Campus zealots have changed their motto on so many of America’s campuses from “Don’t trust anyone over 30” to “Don’t trust anyone under 30.” They have given up on the notion that students are young adults; instead they have institutionalized their views in the in loco parentis role of universities and so made their own particular ideological analysis of America the official secular religion of academic life.
 

They believe that most undergraduates are intellectual and political children who enter universities inadequately aware of the effects of an American caste system of “race, gender, and sexuality.” They also believe—a patronizing perspective that is almost unchallenged in academic life—that most so‑called minorities (each of us, in fact, is a unique moral minority of one)—students of African or of mixed racial descent, students of Hispanic descent, gays and lesbians, native peoples, students of Asian descent, and, though they are in fact a majority, women—do not adequately understand the nature and methods of their “oppression,” and, indeed, often have internalized the very values by which society oppresses them.

 
Leninists labeled this phenomenon of judging from the perspective of your oppressor “false consciousness” (what could workers know, compared to intellectuals, about what workers authentically want?), and their murderous contempt for those with false consciousness drowned the world in blood.
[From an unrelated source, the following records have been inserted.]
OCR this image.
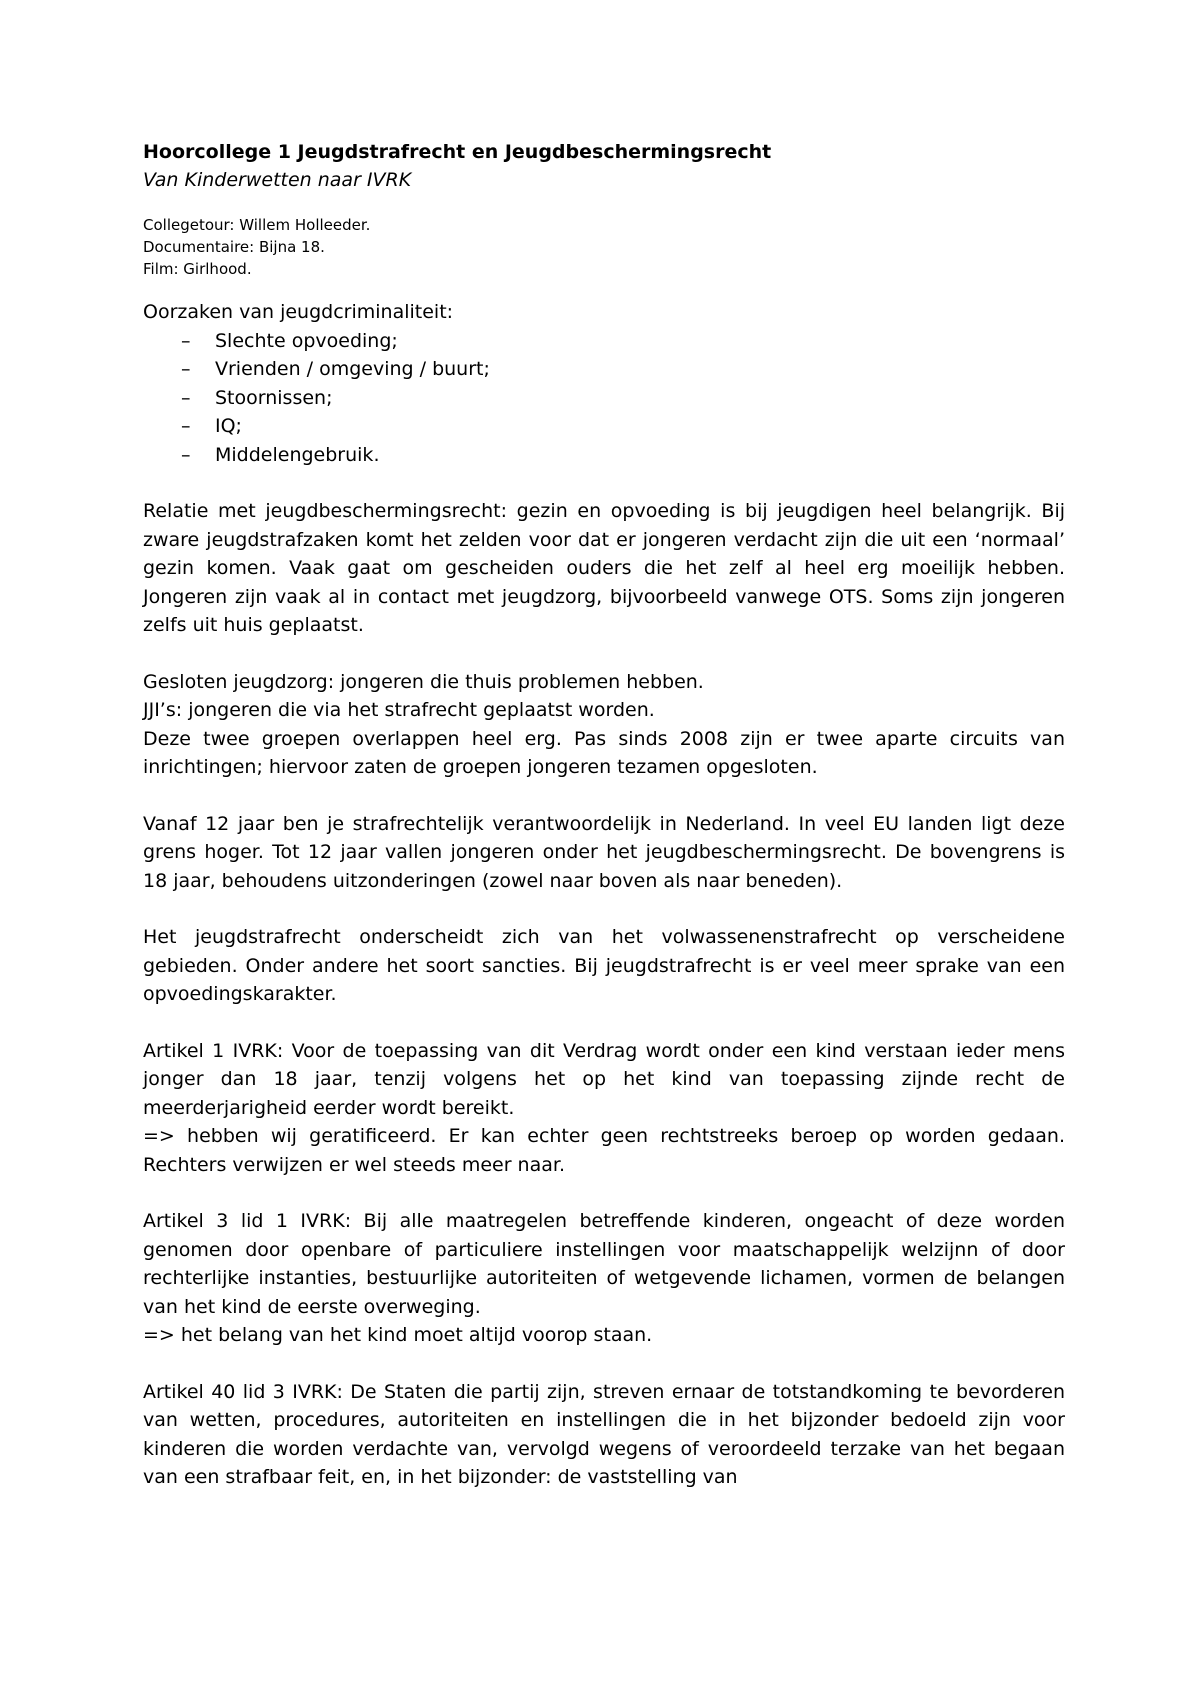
Hoorcollege 1 Jeugdstrafrecht en Jeugdbeschermingsrecht

Van Kinderwetten naar IVRK

Collegetour: Willem Holleeder.
Documentaire: Bijna 18.
Film: Girlhood.
Oorzaken van jeugdcriminaliteit:
– Slechte opvoeding;
– Vrienden / omgeving / buurt;
– Stoornissen;
– IQ;
– Middelengebruik.

Relatie met jeugdbeschermingsrecht: gezin en opvoeding is bij jeugdigen heel belangrijk. Bij zware jeugdstrafzaken komt het zelden voor dat er jongeren verdacht zijn die uit een ‘normaal’ gezin komen. Vaak gaat om gescheiden ouders die het zelf al heel erg moeilijk hebben. Jongeren zijn vaak al in contact met jeugdzorg, bijvoorbeeld vanwege OTS. Soms zijn jongeren zelfs uit huis geplaatst.

Gesloten jeugdzorg: jongeren die thuis problemen hebben.

JJI’s: jongeren die via het strafrecht geplaatst worden.

Deze twee groepen overlappen heel erg. Pas sinds 2008 zijn er twee aparte circuits van inrichtingen; hiervoor zaten de groepen jongeren tezamen opgesloten.

Vanaf 12 jaar ben je strafrechtelijk verantwoordelijk in Nederland. In veel EU landen ligt deze grens hoger. Tot 12 jaar vallen jongeren onder het jeugdbeschermingsrecht. De bovengrens is 18 jaar, behoudens uitzonderingen (zowel naar boven als naar beneden).

Het jeugdstrafrecht onderscheidt zich van het volwassenenstrafrecht op verscheidene gebieden. Onder andere het soort sancties. Bij jeugdstrafrecht is er veel meer sprake van een opvoedingskarakter.

Artikel 1 IVRK: Voor de toepassing van dit Verdrag wordt onder een kind verstaan ieder mens jonger dan 18 jaar, tenzij volgens het op het kind van toepassing zijnde recht de meerderjarigheid eerder wordt bereikt.

=> hebben wij geratificeerd. Er kan echter geen rechtstreeks beroep op worden gedaan. Rechters verwijzen er wel steeds meer naar.

Artikel 3 lid 1 IVRK: Bij alle maatregelen betreffende kinderen, ongeacht of deze worden genomen door openbare of particuliere instellingen voor maatschappelijk welzijnn of door rechterlijke instanties, bestuurlijke autoriteiten of wetgevende lichamen, vormen de belangen van het kind de eerste overweging.

=> het belang van het kind moet altijd voorop staan.

Artikel 40 lid 3 IVRK: De Staten die partij zijn, streven ernaar de totstandkoming te bevorderen van wetten, procedures, autoriteiten en instellingen die in het bijzonder bedoeld zijn voor kinderen die worden verdachte van, vervolgd wegens of veroordeeld terzake van het begaan van een strafbaar feit, en, in het bijzonder: de vaststelling van
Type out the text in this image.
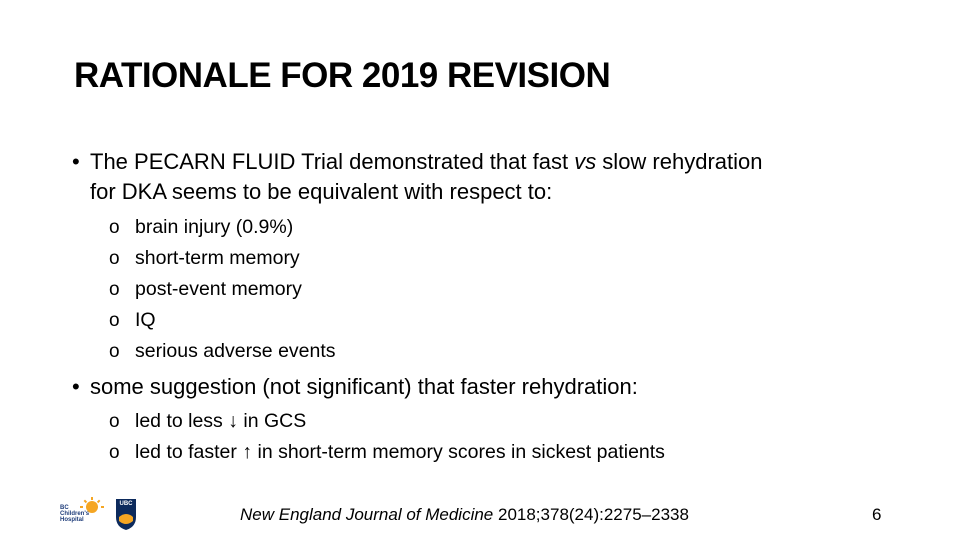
RATIONALE FOR 2019 REVISION
• The PECARN FLUID Trial demonstrated that fast vs slow rehydration
for DKA seems to be equivalent with respect to:
o brain injury (0.9%)
o short-term memory
o post-event memory
o IQ
o serious adverse events
• some suggestion (not significant) that faster rehydration:
o led to less ↓ in GCS
o led to faster ↑ in short-term memory scores in sickest patients
BC
Children's
Hospital
UBC
New England Journal of Medicine 2018;378(24):2275–2338	6
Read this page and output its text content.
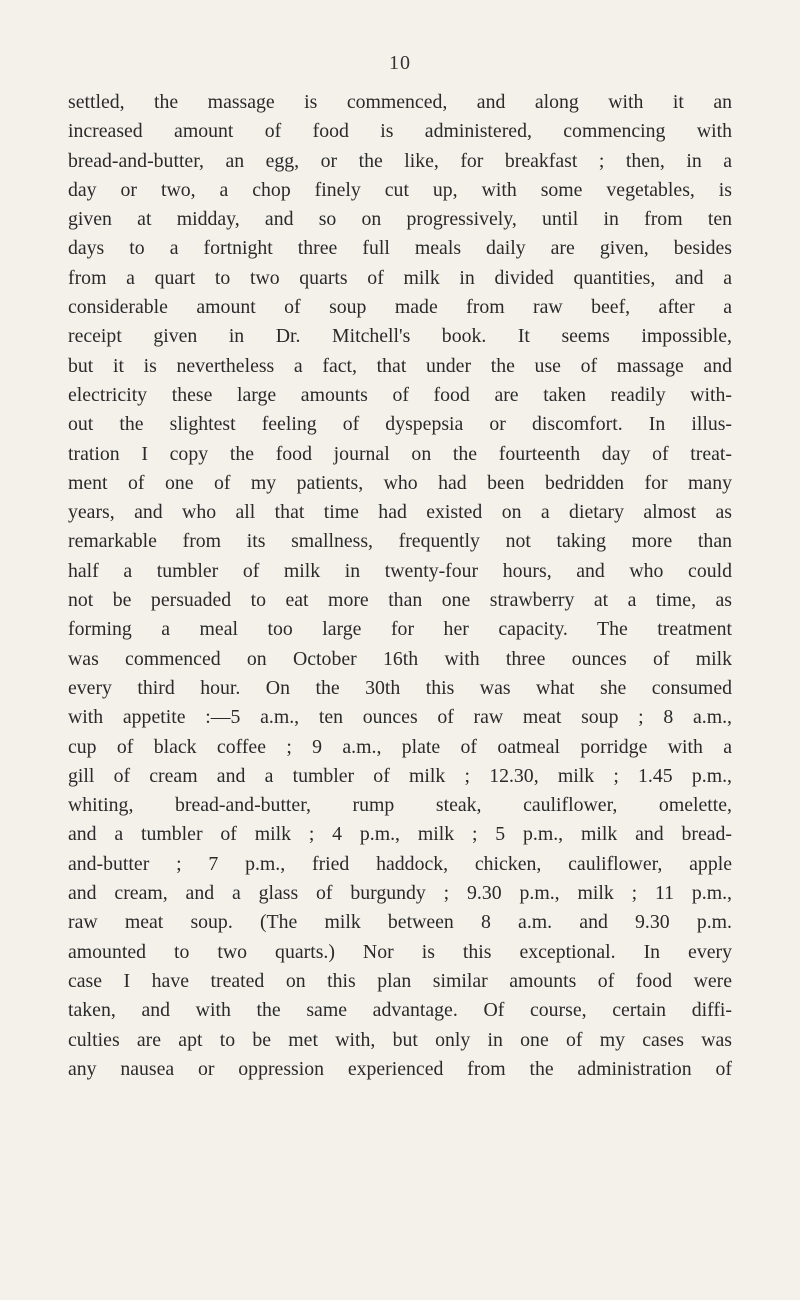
10
settled, the massage is commenced, and along with it an
increased amount of food is administered, commencing with
bread-and-butter, an egg, or the like, for breakfast ; then, in a
day or two, a chop finely cut up, with some vegetables, is
given at midday, and so on progressively, until in from ten
days to a fortnight three full meals daily are given, besides
from a quart to two quarts of milk in divided quantities, and a
considerable amount of soup made from raw beef, after a
receipt given in Dr. Mitchell's book. It seems impossible,
but it is nevertheless a fact, that under the use of massage and
electricity these large amounts of food are taken readily with-
out the slightest feeling of dyspepsia or discomfort. In illus-
tration I copy the food journal on the fourteenth day of treat-
ment of one of my patients, who had been bedridden for many
years, and who all that time had existed on a dietary almost as
remarkable from its smallness, frequently not taking more than
half a tumbler of milk in twenty-four hours, and who could
not be persuaded to eat more than one strawberry at a time, as
forming a meal too large for her capacity. The treatment
was commenced on October 16th with three ounces of milk
every third hour. On the 30th this was what she consumed
with appetite :—5 a.m., ten ounces of raw meat soup ; 8 a.m.,
cup of black coffee ; 9 a.m., plate of oatmeal porridge with a
gill of cream and a tumbler of milk ; 12.30, milk ; 1.45 p.m.,
whiting, bread-and-butter, rump steak, cauliflower, omelette,
and a tumbler of milk ; 4 p.m., milk ; 5 p.m., milk and bread-
and-butter ; 7 p.m., fried haddock, chicken, cauliflower, apple
and cream, and a glass of burgundy ; 9.30 p.m., milk ; 11 p.m.,
raw meat soup. (The milk between 8 a.m. and 9.30 p.m.
amounted to two quarts.) Nor is this exceptional. In every
case I have treated on this plan similar amounts of food were
taken, and with the same advantage. Of course, certain diffi-
culties are apt to be met with, but only in one of my cases was
any nausea or oppression experienced from the administration of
Today’s would-be leaders of a cultural revolution—without physical force at their disposal, much more benign, generally well-intentioned, and often dear souls—believe, alas, so-called minority students who think differently from them are bearers of false consciousness. Campuses today label false consciousness “internalized oppression,” and they identify it most easily by any tendency of blacks and women to question the view of reality held by their would-be guides.
 
Although countless courses in the official curriculum undertake to enlighten all students from these perspectives, for many proponents of using universities as agents of ideological change, curricular control is simply not enough. Undergraduates often refuse to choose Indoctrination 101. Students remain independent and critical in their thought and values. Most so-called minorities do not believe that they are too weak or mystified to live with freedom and to make choices for themselves. Most whites just do not feel guilty about their birth. Women and men, far from perceiving each other as class enemies, continue to flirt and fall in love, if not collaboration of a far, far closer kind. Thus, coercive administrative authority must be brought to bear over students’ extracurricular and private lives, in order to give politically correct moral enlightenment and inspiration to undergraduates. The children of the ’60s, in the ’60s, had asked, “What could our elders know, being the product of America?” The children of the ’60s, now elders, put the question a bit differently at the dawn of the 21st century: “What could our children know, being the product of America?”
 
Thus, we have moved at more and more campuses from their Free Speech Movement to their speech codes, from their own struggle against mandatory chapel to their own struggle for mandatory diversity education and sensitivity seminars, from their struggle for racial integration to their efforts for new forms of separate racial programs, from their freedom to smoke pot openly on college lawns to their war against the spirits—literal and metaphorical—of undergraduates today. American students are victims of a generational swindle of truly epic proportions. More and more students understand that now, and FIRE draws great energy and inspiration from them.